Estimated read time: 2-3 minutes
This archived news story is available only for your personal, non-commercial use. Information in the story may be outdated or superseded by additional information. Reading or replaying the story in its archived form does not constitute a republication of the story.
Richard Piatt Reporting Senator John Edwards came to Utah and is already gone tonight. His whirlwind trip to Salt Lake City was for a fundraiser. Edwards is the first of the current Democrat presidential hopefuls to visit Utah.
Senator Edwards greeted a group of Democrats at the Depot tonight.

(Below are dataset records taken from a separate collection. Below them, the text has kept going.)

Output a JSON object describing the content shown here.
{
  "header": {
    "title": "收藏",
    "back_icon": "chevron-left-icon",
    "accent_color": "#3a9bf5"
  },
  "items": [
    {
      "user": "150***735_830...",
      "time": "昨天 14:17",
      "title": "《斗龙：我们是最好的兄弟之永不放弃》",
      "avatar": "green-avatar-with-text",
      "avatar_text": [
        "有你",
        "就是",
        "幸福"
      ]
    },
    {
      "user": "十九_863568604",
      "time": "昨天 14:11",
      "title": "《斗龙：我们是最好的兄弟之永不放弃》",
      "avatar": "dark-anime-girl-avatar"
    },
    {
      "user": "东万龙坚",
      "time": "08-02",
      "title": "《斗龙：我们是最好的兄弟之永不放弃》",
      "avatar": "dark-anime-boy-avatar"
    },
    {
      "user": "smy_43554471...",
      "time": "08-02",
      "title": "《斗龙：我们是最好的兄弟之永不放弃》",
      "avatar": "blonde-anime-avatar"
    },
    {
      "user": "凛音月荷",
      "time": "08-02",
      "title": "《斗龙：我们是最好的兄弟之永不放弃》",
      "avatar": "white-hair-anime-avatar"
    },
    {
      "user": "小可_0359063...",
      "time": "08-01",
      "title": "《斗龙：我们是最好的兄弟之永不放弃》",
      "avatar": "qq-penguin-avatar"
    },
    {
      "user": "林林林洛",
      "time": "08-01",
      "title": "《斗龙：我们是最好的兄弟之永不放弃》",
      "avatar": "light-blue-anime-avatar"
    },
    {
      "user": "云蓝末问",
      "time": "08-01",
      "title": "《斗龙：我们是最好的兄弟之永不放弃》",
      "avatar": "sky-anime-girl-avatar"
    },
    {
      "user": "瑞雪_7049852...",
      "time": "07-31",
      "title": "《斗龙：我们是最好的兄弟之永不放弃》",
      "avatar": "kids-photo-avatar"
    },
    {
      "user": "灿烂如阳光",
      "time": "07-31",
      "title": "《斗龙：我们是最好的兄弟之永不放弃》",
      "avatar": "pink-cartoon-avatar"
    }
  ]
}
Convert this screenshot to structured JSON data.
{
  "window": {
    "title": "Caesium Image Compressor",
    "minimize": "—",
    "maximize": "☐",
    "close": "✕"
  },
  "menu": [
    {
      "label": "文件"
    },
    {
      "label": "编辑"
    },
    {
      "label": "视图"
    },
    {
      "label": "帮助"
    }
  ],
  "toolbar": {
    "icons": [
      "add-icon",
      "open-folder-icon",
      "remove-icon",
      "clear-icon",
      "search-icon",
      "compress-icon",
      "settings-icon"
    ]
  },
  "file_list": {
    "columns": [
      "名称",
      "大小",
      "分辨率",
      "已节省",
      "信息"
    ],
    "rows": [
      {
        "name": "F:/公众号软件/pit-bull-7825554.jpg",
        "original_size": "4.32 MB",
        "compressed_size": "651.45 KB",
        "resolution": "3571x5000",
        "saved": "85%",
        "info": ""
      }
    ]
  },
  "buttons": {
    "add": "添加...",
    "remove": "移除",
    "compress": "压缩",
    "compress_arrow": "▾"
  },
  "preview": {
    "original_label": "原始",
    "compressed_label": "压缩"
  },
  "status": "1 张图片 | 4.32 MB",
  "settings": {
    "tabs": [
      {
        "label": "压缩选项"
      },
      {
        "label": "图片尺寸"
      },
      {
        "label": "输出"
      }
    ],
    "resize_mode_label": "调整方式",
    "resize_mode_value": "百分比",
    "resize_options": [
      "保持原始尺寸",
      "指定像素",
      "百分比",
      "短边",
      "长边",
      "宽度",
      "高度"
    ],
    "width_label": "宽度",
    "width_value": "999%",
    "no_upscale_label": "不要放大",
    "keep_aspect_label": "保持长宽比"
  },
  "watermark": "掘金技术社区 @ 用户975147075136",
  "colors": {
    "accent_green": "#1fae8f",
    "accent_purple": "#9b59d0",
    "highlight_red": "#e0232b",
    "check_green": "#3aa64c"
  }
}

He walked away with at least $100,000 and maybe a few more supporters than before he came.
Time was short for Senator Edwards in Salt Lake City, but he squeezed in a quick news conference. "I've been to Salt Lake City before, but never as a presidential candidate, and we have good people here and good support here," Edwards said.
More than 100 people pledged at least $500 a piece to meet Edwards at this downtown club. He has an advantage, being the first of the Democrats to come here, but the other candidates were still a factor, going in.
Stacy Holcomb, who attended the fundraiser said, "I would come if it were Hillary or Barak, any of the top three."
Campaigning in key primary states, Edwards is unwavering about getting the U.S. out of Iraq as soon as possible. He told the crowd, "There's never going to be a political solution there, there is no military solution. Everyone recognizes that, even President Bush. And the only disagreement is how we go about shifting the responsibility to them."
George Melling attended the fundraiser and said, "I like John's position on Iraq. I think there's no need for us to be in Iraq any more. We're not going to make it any better now."
The former North Carolina senator walked into a room full of people skeptical a Democrat can win the Utah presidential election. Before he left, he said he thinks it is possible. "I've laid out very bold aggressive plans for dealing with health care, energy, the war in Iraq, what we need to do to strengthen the middle class, what I've worked my whole life for, basically, and I think that's a distinction."
Democrats say other candidates have indicated they're interested in coming to Utah, too. So far, though, the only one who has committed is New Mexico Governor Bill Richardson, who will speak at the Democrats Jefferson-Jackson dinner next month.